Po trochę męczącym dniu, wzięłam długą kąpiel, napisałam sporą notatkę i odpłynęłam do Krainy Morfeusza.
W sobotę obudziłam się koło 9. Leniwie wstałam. Ubrałam się w ciemne dżinsy, jasny T-shert, czarne conversy  i zjadłam śniadanie. Niedługo po tym przyjechała El i pomogła mi z organizacją i gośćmi. Zrobiłyśmy u mnie obiad i zjadłyśmy, po czym pojechałyśmy do moich rodziców. Przedstawiłam sobie wszystkich tyle, że Erin i Eleanor już się znały. Odbyły się tam moje mini urodziny. Mały tort, sto lat i prezent od rodziców i siostry. 
-Ja wiem, że od nas masz już prezent, ale muszę wręczyć ci coś jeszcze. 
Powiedziała mama wręczając mi małe pudełeczko.
-Twój ojciec przed śmiercią kazał Ci to przekazać. Był także liścik, że mam dać ci to w dzień twoich 18-stych urodzin. Nie wiem, dlaczego ale tak właśnie robię.

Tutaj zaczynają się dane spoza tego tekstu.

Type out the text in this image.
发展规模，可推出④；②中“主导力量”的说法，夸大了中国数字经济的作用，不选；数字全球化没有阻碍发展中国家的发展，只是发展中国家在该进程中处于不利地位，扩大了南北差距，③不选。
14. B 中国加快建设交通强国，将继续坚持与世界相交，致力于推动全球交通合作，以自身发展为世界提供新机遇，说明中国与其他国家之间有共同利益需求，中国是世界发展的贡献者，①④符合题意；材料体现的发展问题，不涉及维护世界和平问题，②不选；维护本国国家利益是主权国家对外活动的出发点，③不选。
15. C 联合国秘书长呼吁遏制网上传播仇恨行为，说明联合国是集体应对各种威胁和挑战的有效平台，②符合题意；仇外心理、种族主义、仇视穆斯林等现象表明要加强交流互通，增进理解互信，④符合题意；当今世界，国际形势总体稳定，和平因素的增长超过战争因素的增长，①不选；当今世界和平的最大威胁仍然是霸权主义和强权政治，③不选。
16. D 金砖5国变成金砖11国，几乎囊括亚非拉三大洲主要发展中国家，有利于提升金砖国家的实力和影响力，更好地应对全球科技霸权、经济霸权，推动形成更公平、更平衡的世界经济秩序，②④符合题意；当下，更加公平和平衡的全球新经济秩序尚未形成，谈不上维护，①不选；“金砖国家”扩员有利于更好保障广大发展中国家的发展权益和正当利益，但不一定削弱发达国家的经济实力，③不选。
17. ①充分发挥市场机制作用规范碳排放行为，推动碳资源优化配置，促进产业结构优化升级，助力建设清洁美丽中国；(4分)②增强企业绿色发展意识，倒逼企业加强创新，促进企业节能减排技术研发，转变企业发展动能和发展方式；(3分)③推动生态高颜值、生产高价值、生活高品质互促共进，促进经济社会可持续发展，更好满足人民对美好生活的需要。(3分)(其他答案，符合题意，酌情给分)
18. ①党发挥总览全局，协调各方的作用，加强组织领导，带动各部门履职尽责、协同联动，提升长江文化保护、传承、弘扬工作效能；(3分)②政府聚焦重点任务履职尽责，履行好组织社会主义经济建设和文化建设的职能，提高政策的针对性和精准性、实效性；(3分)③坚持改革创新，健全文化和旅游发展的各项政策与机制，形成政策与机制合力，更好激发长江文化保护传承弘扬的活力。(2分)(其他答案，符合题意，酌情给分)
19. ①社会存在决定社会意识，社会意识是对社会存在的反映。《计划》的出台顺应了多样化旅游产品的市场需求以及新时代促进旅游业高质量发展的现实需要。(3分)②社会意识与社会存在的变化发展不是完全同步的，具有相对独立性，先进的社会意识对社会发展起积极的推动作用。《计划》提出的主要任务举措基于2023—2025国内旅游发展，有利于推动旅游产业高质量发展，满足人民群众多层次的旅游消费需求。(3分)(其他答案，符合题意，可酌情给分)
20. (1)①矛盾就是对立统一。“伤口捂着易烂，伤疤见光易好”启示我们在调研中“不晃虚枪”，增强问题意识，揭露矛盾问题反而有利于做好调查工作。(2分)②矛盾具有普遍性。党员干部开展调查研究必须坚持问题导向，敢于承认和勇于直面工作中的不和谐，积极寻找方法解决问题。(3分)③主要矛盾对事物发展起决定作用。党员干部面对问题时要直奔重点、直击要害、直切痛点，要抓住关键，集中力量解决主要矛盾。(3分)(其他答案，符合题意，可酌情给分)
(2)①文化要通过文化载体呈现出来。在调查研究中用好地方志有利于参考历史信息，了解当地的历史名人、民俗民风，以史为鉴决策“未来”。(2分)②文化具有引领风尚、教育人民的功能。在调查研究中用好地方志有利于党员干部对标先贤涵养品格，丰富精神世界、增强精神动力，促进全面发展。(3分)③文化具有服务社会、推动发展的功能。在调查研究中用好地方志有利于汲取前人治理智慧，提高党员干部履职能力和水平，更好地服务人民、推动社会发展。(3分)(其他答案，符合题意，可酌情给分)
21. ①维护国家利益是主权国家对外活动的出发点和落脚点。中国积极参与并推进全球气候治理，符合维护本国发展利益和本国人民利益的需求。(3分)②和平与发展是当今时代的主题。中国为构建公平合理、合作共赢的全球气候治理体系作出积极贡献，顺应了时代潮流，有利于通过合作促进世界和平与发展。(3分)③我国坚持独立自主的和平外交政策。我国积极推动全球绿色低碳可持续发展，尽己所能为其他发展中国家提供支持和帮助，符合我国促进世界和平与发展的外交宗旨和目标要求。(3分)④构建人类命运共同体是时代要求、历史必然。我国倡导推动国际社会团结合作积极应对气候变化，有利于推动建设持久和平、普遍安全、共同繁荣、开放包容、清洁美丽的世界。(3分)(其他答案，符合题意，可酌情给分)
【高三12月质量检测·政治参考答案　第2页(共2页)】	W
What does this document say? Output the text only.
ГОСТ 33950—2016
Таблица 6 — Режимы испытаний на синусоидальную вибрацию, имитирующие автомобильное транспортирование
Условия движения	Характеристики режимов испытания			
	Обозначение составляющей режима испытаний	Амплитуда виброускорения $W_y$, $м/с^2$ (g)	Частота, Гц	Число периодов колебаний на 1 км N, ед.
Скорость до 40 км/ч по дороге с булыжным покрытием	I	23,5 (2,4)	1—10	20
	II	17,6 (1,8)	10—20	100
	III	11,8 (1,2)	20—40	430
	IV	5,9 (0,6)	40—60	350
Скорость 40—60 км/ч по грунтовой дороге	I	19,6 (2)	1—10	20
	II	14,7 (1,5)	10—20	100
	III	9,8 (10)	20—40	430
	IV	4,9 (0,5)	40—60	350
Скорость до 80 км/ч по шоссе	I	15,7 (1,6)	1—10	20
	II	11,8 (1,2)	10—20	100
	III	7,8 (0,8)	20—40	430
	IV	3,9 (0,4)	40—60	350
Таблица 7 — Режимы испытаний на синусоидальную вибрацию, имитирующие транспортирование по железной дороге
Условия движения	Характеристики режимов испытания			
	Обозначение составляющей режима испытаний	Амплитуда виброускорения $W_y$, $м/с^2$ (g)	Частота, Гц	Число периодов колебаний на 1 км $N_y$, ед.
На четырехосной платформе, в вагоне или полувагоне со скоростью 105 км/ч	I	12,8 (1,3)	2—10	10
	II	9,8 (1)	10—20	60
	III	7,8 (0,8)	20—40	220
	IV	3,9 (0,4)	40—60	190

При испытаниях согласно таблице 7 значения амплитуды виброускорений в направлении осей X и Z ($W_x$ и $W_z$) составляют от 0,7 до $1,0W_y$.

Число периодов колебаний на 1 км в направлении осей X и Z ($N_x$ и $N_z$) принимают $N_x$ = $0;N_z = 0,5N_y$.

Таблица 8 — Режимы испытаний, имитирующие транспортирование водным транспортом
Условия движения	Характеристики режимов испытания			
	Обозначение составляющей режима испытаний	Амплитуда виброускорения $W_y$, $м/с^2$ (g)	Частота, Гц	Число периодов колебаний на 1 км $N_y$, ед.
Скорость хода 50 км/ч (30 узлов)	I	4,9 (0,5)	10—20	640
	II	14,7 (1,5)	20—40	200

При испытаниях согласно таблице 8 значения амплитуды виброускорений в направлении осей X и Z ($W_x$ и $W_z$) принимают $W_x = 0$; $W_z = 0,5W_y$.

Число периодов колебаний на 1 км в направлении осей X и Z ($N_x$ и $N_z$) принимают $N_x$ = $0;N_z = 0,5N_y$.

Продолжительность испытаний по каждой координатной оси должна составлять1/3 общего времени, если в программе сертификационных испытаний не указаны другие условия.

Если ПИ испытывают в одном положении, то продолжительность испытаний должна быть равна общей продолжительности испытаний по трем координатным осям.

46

Łzy zebrały mi się do oczu i powili otworzyłam opakowanie. Był tam srebrny sygnet Sił Zbrojnych Armii Brytyjsko Irlandzkiej. Na okrągłym pierścieniu widniał Orzeł symbolizujący wolność i potęgę. Nad Orłem znajdowała się spora korona symbolizująca władzę i siłę. Wychodząca z niej latorośl, która
otaczała znanego ptaka symbolizuje nierozłączną siłę zespołu i jego zgranie. Wzruszyłam się a po moim policzku spłynęła pojedyncza łza szczęścia.
-Dziękuje - przytuliłam rodzicielkę i ojczyma przy okazji
-Teraz ode mnie.
Odezwała się Erin wręczając mi sporą torebkę na prezenty. W środku znalazłam TO i kopertę. Otworzyłam ją i zobaczyłam podwójny bilet na wyścigi gokartowe.
-Kocham cię i dziękuje za wspaniały prezent. Kieliszek na pewno się dzisiaj przyda. - Zaśmiałyśmy się - będziesz?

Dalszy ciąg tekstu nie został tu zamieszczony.